I find it interesting to think that there may come a time when moving applications to the cloud might be a better option than native development, but if you read these comments it starts to make a bit of sense.

It is fair to say that for music software iOS has all the attention for now, but others could rise quickly. Android has some music apps but is behind iOS, and then there’s RIM’s QNX tablet that has a lot of promise.

So what will developers do with so many OS optins? Could it be a thin front end app and a lot of activity in the cloud? That is possible in my view.

Take a look a uLoops for Android which isn’t too far off that model already.
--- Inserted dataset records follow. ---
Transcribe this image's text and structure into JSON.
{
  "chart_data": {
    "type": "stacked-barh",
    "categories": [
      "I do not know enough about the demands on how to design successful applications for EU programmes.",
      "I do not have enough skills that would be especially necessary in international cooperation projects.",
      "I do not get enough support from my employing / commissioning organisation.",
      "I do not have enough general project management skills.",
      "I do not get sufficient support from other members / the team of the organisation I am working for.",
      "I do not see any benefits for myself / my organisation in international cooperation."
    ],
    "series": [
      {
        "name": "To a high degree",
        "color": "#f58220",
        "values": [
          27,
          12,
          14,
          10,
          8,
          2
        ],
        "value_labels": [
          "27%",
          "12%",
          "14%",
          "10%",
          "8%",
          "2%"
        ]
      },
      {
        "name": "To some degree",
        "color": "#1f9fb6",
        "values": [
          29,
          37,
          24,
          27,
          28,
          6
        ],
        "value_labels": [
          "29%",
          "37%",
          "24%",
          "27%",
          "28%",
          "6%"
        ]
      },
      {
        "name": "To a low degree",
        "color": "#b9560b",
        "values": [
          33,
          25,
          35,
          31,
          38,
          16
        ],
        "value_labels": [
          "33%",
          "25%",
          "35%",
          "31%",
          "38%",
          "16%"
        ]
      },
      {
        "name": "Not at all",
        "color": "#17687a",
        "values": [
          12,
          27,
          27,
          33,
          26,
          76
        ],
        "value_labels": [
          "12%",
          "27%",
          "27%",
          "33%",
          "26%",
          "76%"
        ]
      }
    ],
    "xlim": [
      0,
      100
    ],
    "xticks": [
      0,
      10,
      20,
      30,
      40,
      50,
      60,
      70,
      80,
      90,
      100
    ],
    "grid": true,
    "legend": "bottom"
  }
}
Perhaps it won’t be quite this way for music apps, but I can see other categories moving into the web app space to take advantage of other platforms without the cost and complication of supporting multiple platforms.

What do you think?

http://static.evernote.com/noteit.js Clip to Evernote



  1. If apps can be easily compiled for other OSes its not going to be a problem. There are many cross-system frameworks devs can use. If videogames can be ported from one console to another there's no reasons simpler apps wouldn't work (and you don't hear game devs complaining that there's too many consoles to program for).

    Its going to be a problem if some people or companies makes it hard for devs to port their apps to other systems.

  2. If there is significant money in it I am sure there will be development for any OS that developers think will make a profet for them.

    Some developers I know think that Android users will not pay for apps and that the store is badly implimented. iOS users will pay for well made apps so that may be the difference.

    I hope there is some development towards Web applications I have been doing some testing of the Ohm Boys on line music production system and it seems pretty amazing.

  3. Imho: Cloud computing for music applications is an absolute NO GO! The slightest error/network problem and i cannot use my synth/sequencer app when want/NEED to? Nope. Thanks.

  4. @dcp It's no different to your DAW crashing and frankly the massive advantages outweigh the possible negatives.

    Also you can run apps in a browser that do not require a constant connection so its likely that your work would not be entirely lost anyway.

  5. @Ed:

    1st: My DAW doesn't crash. I know what i'm doing so none of my machines crashed, even after 7 years or more of use.

    2nd: I don't take a DAW on stage. I'm not stupid.

    3rd: If i'm restricted to some crappy apps that run in a browser i'm restricted in what apps i can use to make music. No thanks.

    4th: If that crappy web app doesn't need constant connection what's the buzz with web apps about at all? It would be better to rely on REAL apps then.